Perched under the hanging willow, the thick wall of reeds offered protection from the sun and shielded the patrons from eyes above. A school of minnows turned to stare in disbelieve when Jack laid his crutches to the side. He knew he looked more than a little worse for wear for the usual catch and release crowd. Small guys like them typically never came back.
Jack nodded and turned back to the bar and the drink. “Sure I shouldn’t have taken the bait," he said. "But how many of us can resist?” He spoke as though Wondering Eye had asked. He needed to tell it regardless.
He brushed a fin by the side of his jaw where the wound still smarted. The lost tooth would be missed, for sure. “Three times,” he muttered as though to himself. “Three times in the water, three times on the dock before they let me go.”
An audible gasp from Patti Pike encouraged him to go on. Her milky gaze looked on sympathetically. The school had swam closer to hear.
“That’s right, still on the hook.” He paused to take a swig from the mug, wiping the foam from the drooped side of his lips. “He hooked me, yanked me out of the water, prodded and tossed me back in.”
“Yup,” Jack straightened his spine and spread his fins. He’d made it out where other’s hadn’t. “A three pronger.”
“No.” the word drew out on a chores of gasps.
A brethren of his fellow Jack Fish eased closer to hear.
“For a while we stared at each other. I alternated one eye to the other from under the dock and him with his full frontal lenses from above,” Jack continued. “But I held my ground. There was nowhere for me to go ‘til I could get that damned hook loose. But I knew right then and there he wasn’t getting the better of me.”
He’d finished his drink and without asking, a new mug appeared before him. He couldn’t smile, so waved his fin in acknowledgement.
“And get this.” He turned in his chair to address the patrons and Wandering Eye followed suit as hooked on the story as Jack had been to the rod. “For a while there I just dangled from the stick he hooked to the side of the planks while he walked away. By God, that’s when I thought it was the end.”
“Where’d he go?” Patti Pike asked.
“Dunno, but he wasn’t gone long.”
“Gone to get the hammer.” Wandering Eye spoke for the first time.

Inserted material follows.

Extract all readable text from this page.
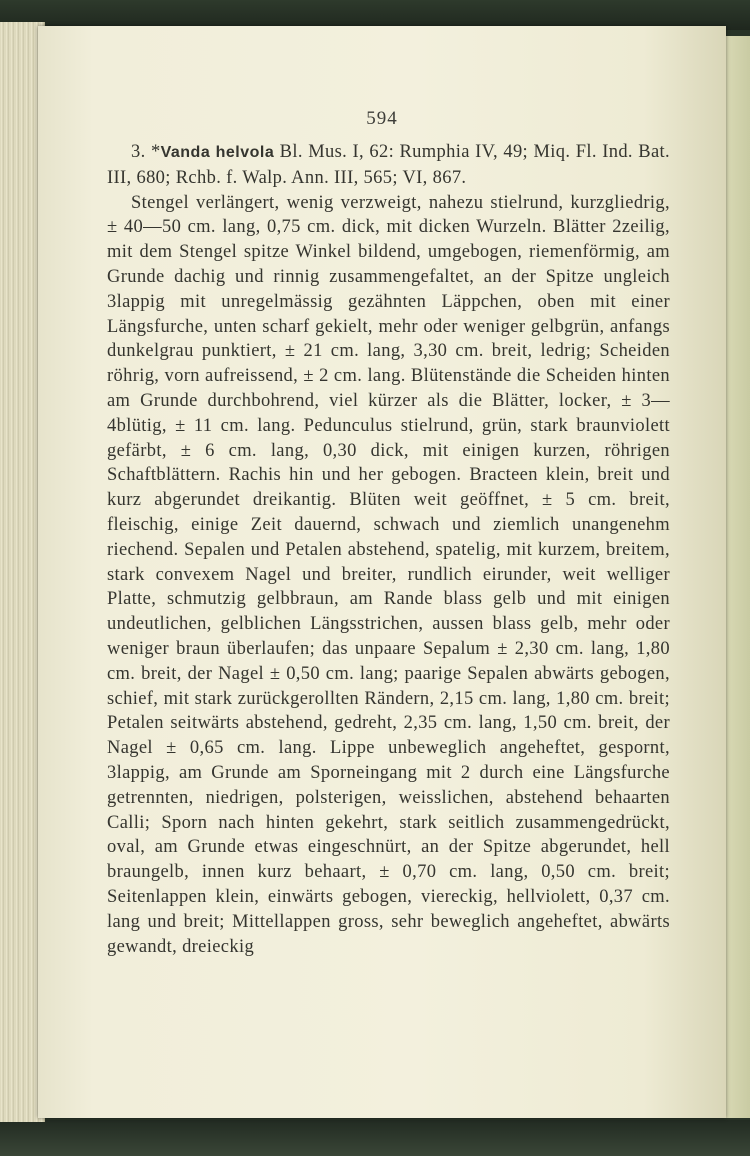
594

3. *Vanda helvola Bl. Mus. I, 62: Rumphia IV, 49; Miq. Fl. Ind. Bat. III, 680; Rchb. f. Walp. Ann. III, 565; VI, 867.

Stengel verlängert, wenig verzweigt, nahezu stielrund, kurzgliedrig, ± 40—50 cm. lang, 0,75 cm. dick, mit dicken Wurzeln. Blätter 2zeilig, mit dem Stengel spitze Winkel bildend, umgebogen, riemenförmig, am Grunde dachig und rinnig zusammengefaltet, an der Spitze ungleich 3lappig mit unregelmässig gezähnten Läppchen, oben mit einer Längsfurche, unten scharf gekielt, mehr oder weniger gelbgrün, anfangs dunkelgrau punktiert, ± 21 cm. lang, 3,30 cm. breit, ledrig; Scheiden röhrig, vorn aufreissend, ± 2 cm. lang. Blütenstände die Scheiden hinten am Grunde durchbohrend, viel kürzer als die Blätter, locker, ± 3—4blütig, ± 11 cm. lang. Pedunculus stielrund, grün, stark braunviolett gefärbt, ± 6 cm. lang, 0,30 dick, mit einigen kurzen, röhrigen Schaftblättern. Rachis hin und her gebogen. Bracteen klein, breit und kurz abgerundet dreikantig. Blüten weit geöffnet, ± 5 cm. breit, fleischig, einige Zeit dauernd, schwach und ziemlich unangenehm riechend. Sepalen und Petalen abstehend, spatelig, mit kurzem, breitem, stark convexem Nagel und breiter, rundlich eirunder, weit welliger Platte, schmutzig gelbbraun, am Rande blass gelb und mit einigen undeutlichen, gelblichen Längsstrichen, aussen blass gelb, mehr oder weniger braun überlaufen; das unpaare Sepalum ± 2,30 cm. lang, 1,80 cm. breit, der Nagel ± 0,50 cm. lang; paarige Sepalen abwärts gebogen, schief, mit stark zurückgerollten Rändern, 2,15 cm. lang, 1,80 cm. breit; Petalen seitwärts abstehend, gedreht, 2,35 cm. lang, 1,50 cm. breit, der Nagel ± 0,65 cm. lang. Lippe unbeweglich angeheftet, gespornt, 3lappig, am Grunde am Sporneingang mit 2 durch eine Längsfurche getrennten, niedrigen, polsterigen, weisslichen, abstehend behaarten Calli; Sporn nach hinten gekehrt, stark seitlich zusammengedrückt, oval, am Grunde etwas eingeschnürt, an der Spitze abgerundet, hell braungelb, innen kurz behaart, ± 0,70 cm. lang, 0,50 cm. breit; Seitenlappen klein, einwärts gebogen, viereckig, hellviolett, 0,37 cm. lang und breit; Mittellappen gross, sehr beweglich angeheftet, abwärts gewandt, dreieckig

“Gone to get something,” Jack confirmed. “Then he sprung me again. I tell you I hit those planks like the time ol’ Yellow Perch rammed the speed boat. I saw stars and that’s not just ’cause I couldn’t breath.”
“Sure, sure,” Juniper Jack said laying a fin on the bar top, easing his girth. “I was sprung once. I know what you mean.”

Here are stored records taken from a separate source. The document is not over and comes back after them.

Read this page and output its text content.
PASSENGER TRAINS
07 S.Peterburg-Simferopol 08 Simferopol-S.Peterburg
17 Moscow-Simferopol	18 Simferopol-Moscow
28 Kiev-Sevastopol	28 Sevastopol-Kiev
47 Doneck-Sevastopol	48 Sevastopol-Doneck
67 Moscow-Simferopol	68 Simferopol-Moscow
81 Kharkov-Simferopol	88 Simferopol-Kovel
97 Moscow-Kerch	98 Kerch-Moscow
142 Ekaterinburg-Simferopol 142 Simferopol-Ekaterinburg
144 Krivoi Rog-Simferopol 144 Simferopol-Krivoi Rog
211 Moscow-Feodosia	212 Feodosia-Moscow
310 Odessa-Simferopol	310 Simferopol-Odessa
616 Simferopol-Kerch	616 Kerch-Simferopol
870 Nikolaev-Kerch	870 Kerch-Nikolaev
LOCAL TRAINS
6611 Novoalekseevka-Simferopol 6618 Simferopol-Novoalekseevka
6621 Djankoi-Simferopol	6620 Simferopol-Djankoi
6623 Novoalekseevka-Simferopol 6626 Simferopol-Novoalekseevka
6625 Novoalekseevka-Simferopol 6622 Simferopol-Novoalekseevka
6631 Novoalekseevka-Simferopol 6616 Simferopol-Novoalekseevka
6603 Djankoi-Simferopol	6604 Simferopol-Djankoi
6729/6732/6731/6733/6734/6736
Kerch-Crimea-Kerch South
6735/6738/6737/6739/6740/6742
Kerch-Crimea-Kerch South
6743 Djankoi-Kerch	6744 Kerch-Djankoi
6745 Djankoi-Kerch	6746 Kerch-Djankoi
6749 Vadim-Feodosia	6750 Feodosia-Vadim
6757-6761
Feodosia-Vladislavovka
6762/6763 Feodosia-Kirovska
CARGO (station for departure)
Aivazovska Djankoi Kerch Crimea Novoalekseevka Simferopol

“Yeah, yeah,” Jack said. “He stuck the lever in but couldn’t seem to spring me.”
“Ouch,” the minnows said in unison.
“That’s when I started to fight back,” Jack drew breath. “I flopped and got ’im too. Nailed him good with my tail. Didn’t know what hit ’im. He dropped me then and threw me back in the lake.”
Without waiting to be asked. “Yes, yes, still hooked.”
Wandering Eye brushed a fin by his own jaw and shook his head.
“I’d started to bleed then. It was him or me.” Jack swiped the foam away and licked the drip oozing out of the injured side of his mouth. “Third time up. Yank. Smash. Boom.” He’d swam in a tight circle and gestured with his fins. “I was almost down for the count. One. Two. Three. And on it went. The metal went in and finally.”
A collective breath seemed to whoosh out of the crowd.
“That’s right and a piece of my gill with it.”
Patti Pike was bent double holding back a wretch, looking more green than grey.
“Just before I turned tail fin on the tormentor," Jack said. "I spat my tooth at him and told him to keep. It’s a souvenir.”